Rosuvastatin attenuates monocyte-endothelial cell interactions and vascular free radical production in hypercholesterolemic mice.

One of the earliest observable events in atherogenesis is enhanced monocyte adhesion to the endothelium. In addition to reducing circulating levels of cholesterol, 3-hydroxy-3-methylglutaryl-CoA reductase inhibitors (statins) are thought to have direct salutary effects upon vascular cells. We hypothesized that the new statin, rosuvastatin, would have anti-inflammatory effects on the vessel wall. Eight-week-old apolipoprotein E-deficient mice were fed a normal chow diet for a period of 12 weeks. During this time mice were administered vehicle or rosuvastatin at a dose of 0, 1, 5, or 20 mg/kg by subcutaneous injection at the same time daily for a period of 2 or 6 weeks prior to sacrifice. At the end of the study, rosuvastatin-treated animals displayed lower plasma total cholesterol levels, whereas showing little change in high-density lipoprotein cholesterol or triglycerides.
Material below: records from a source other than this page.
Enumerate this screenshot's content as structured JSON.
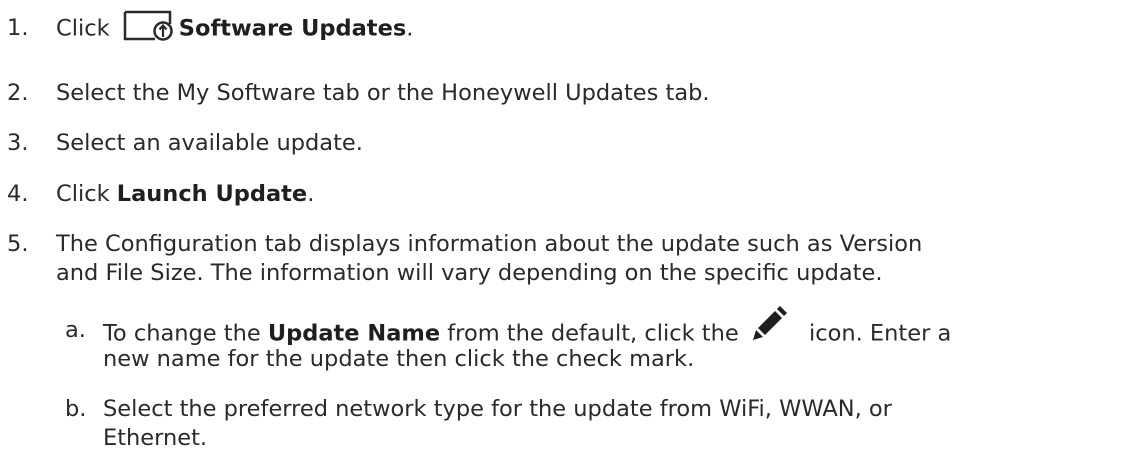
{
  "steps": [
    {
      "num": "1.",
      "pre": "Click",
      "bold": "Software Updates",
      "post": ".",
      "icon": "software-update-icon"
    },
    {
      "num": "2.",
      "text": "Select the My Software tab or the Honeywell Updates tab."
    },
    {
      "num": "3.",
      "text": "Select an available update."
    },
    {
      "num": "4.",
      "pre": "Click ",
      "bold": "Launch Update",
      "post": "."
    },
    {
      "num": "5.",
      "line1": "The Configuration tab displays information about the update such as Version",
      "line2": "and File Size. The information will vary depending on the specific update."
    }
  ],
  "substeps": [
    {
      "letter": "a.",
      "pre": "To change the ",
      "bold": "Update Name",
      "mid": " from the default, click the ",
      "icon": "pencil-icon",
      "post": " icon. Enter a",
      "line2": "new name for the update then click the check mark."
    },
    {
      "letter": "b.",
      "line1": "Select the preferred network type for the update from WiFi, WWAN, or",
      "line2": "Ethernet."
    }
  ]
}
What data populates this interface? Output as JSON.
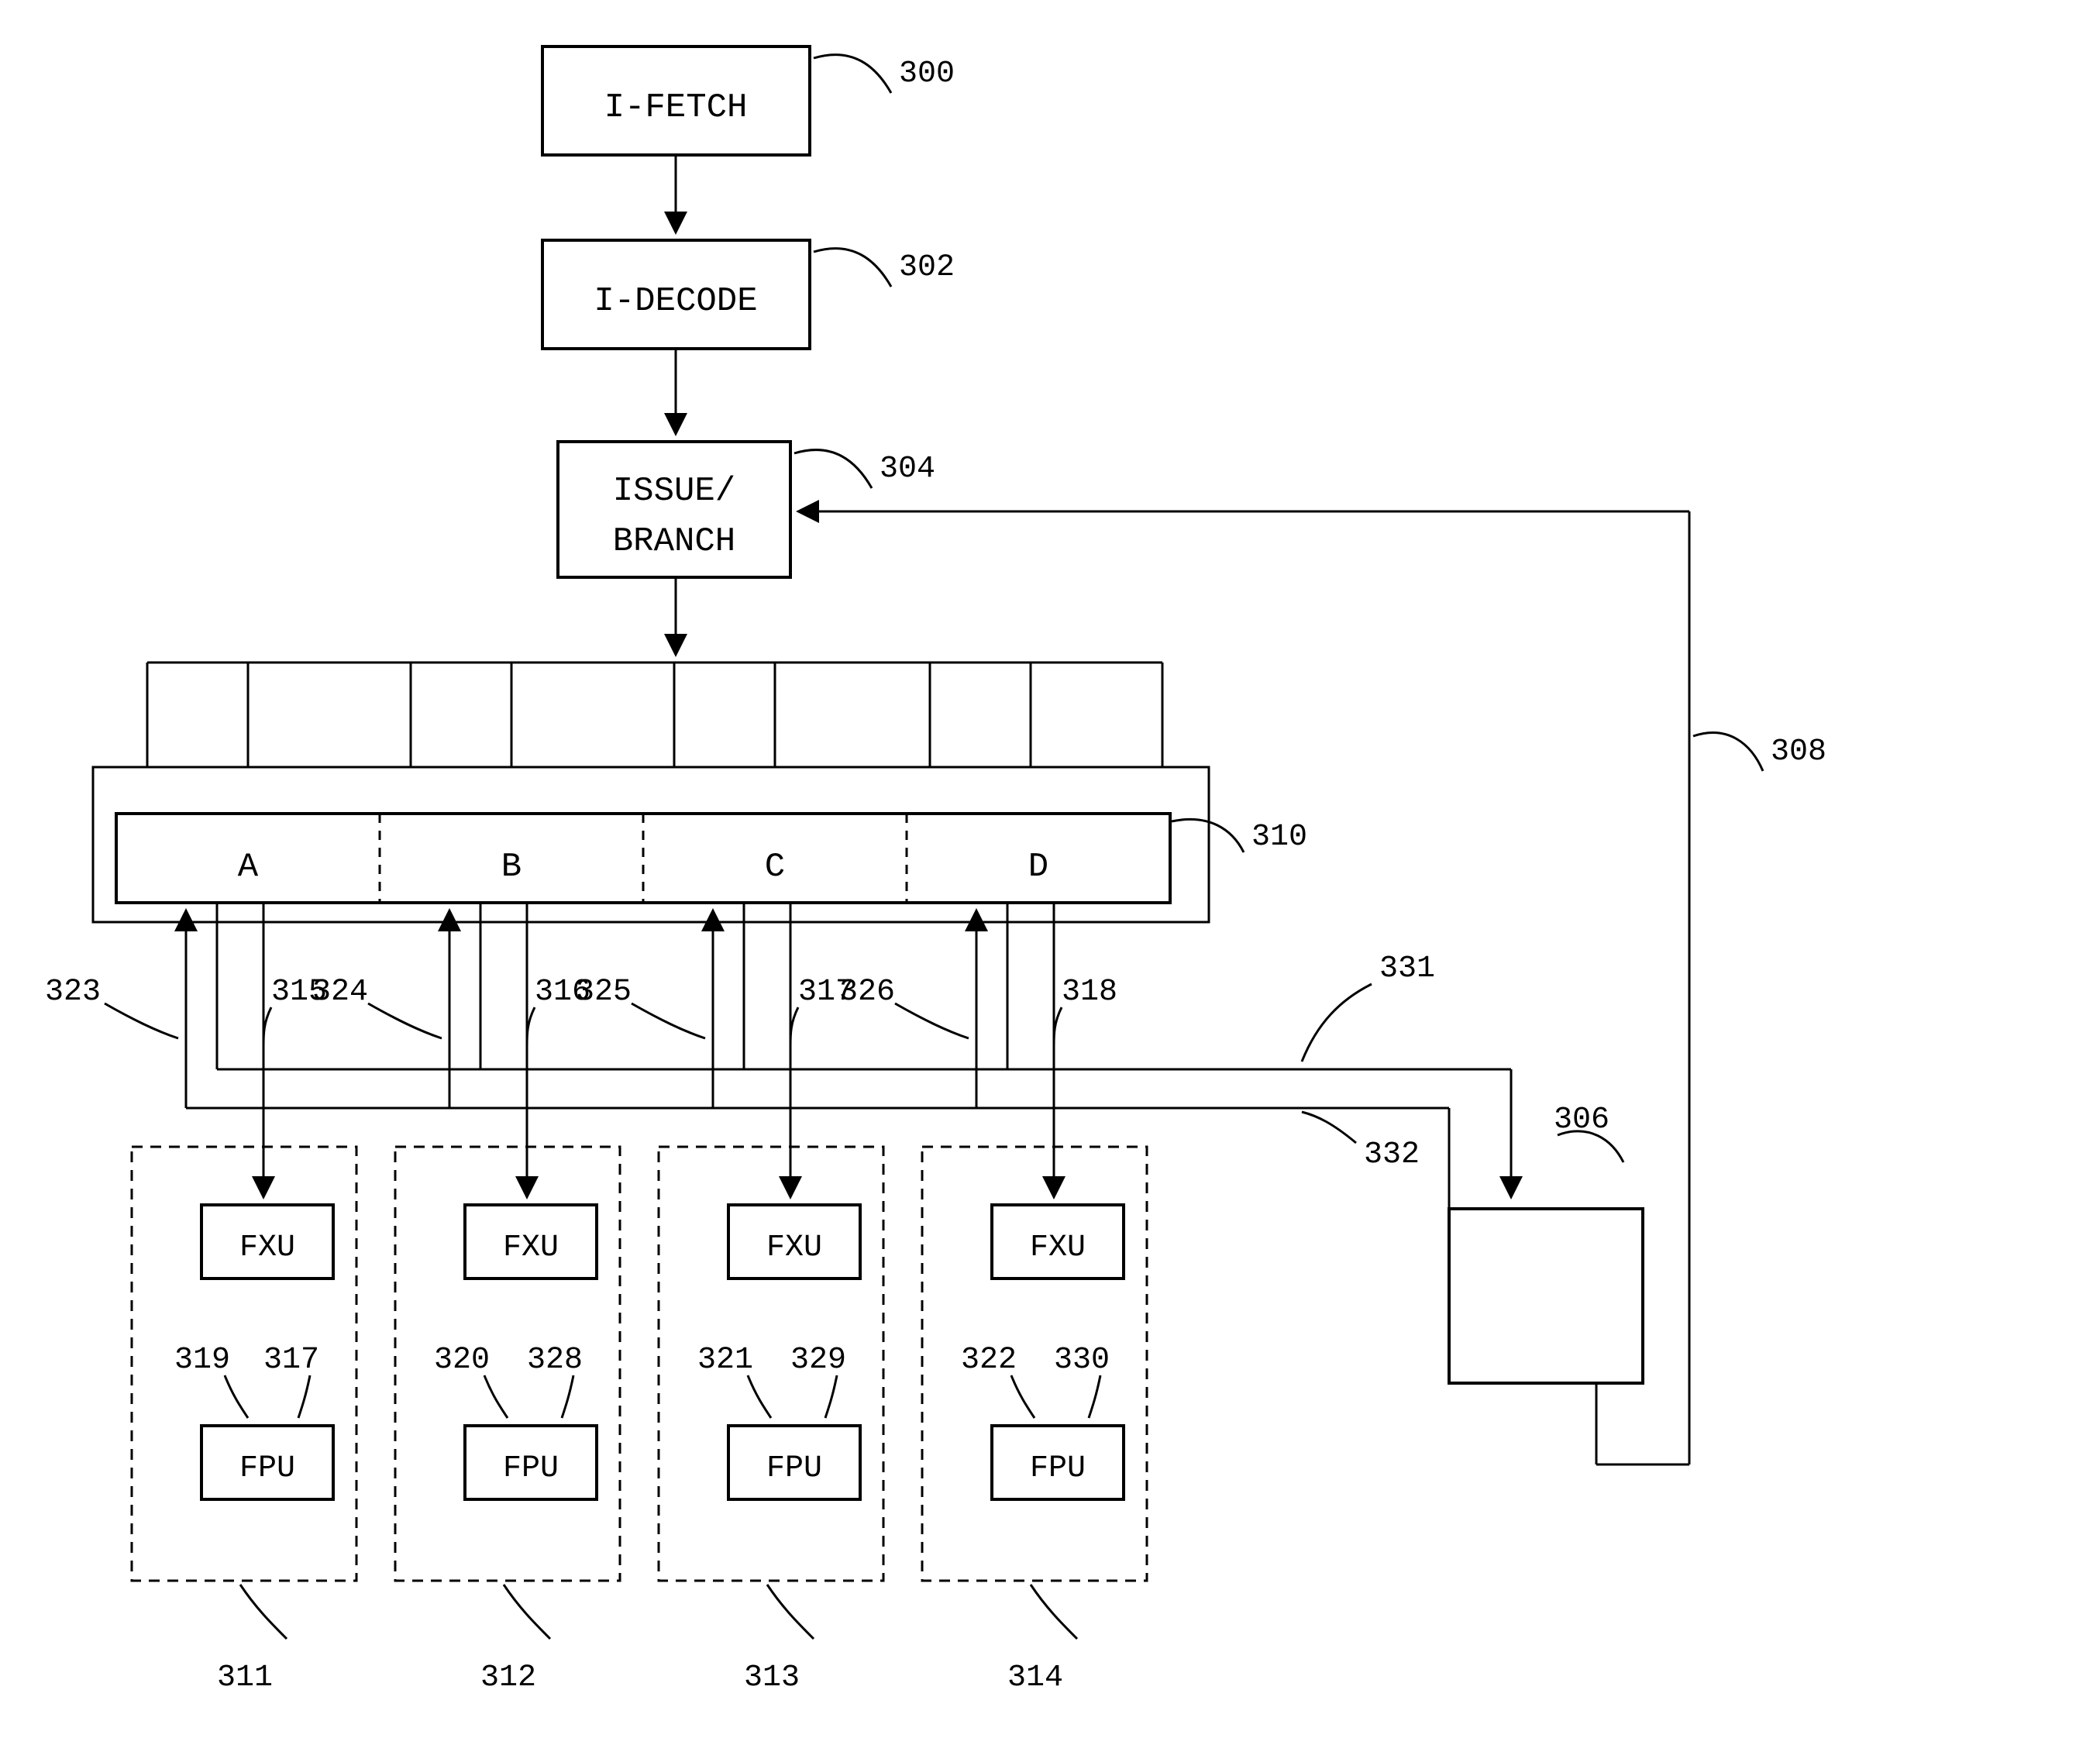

Using a functional binding assay, we also demonstrated that endothelial adhesiveness for monocytes was significantly attenuated after 2 weeks of treatment with rosuvastatin. Quantitative real-time polymerase chain reaction determined that rosuvastatin reduced the expression of vascular cell adhesion molecule-1, monocyte chemotactic protein-1, and metalloproteinase-9 in the vessel wall. In addition, rosuvastatin inhibited vascular expression of p22(phox) and superoxide production, as well as diminishing plasma 8-isoprostanes concentrations. Thus, treatment with rosuvastatin has acute anti-inflammatory actions that likely participate in its beneficial actions during atherogenesis.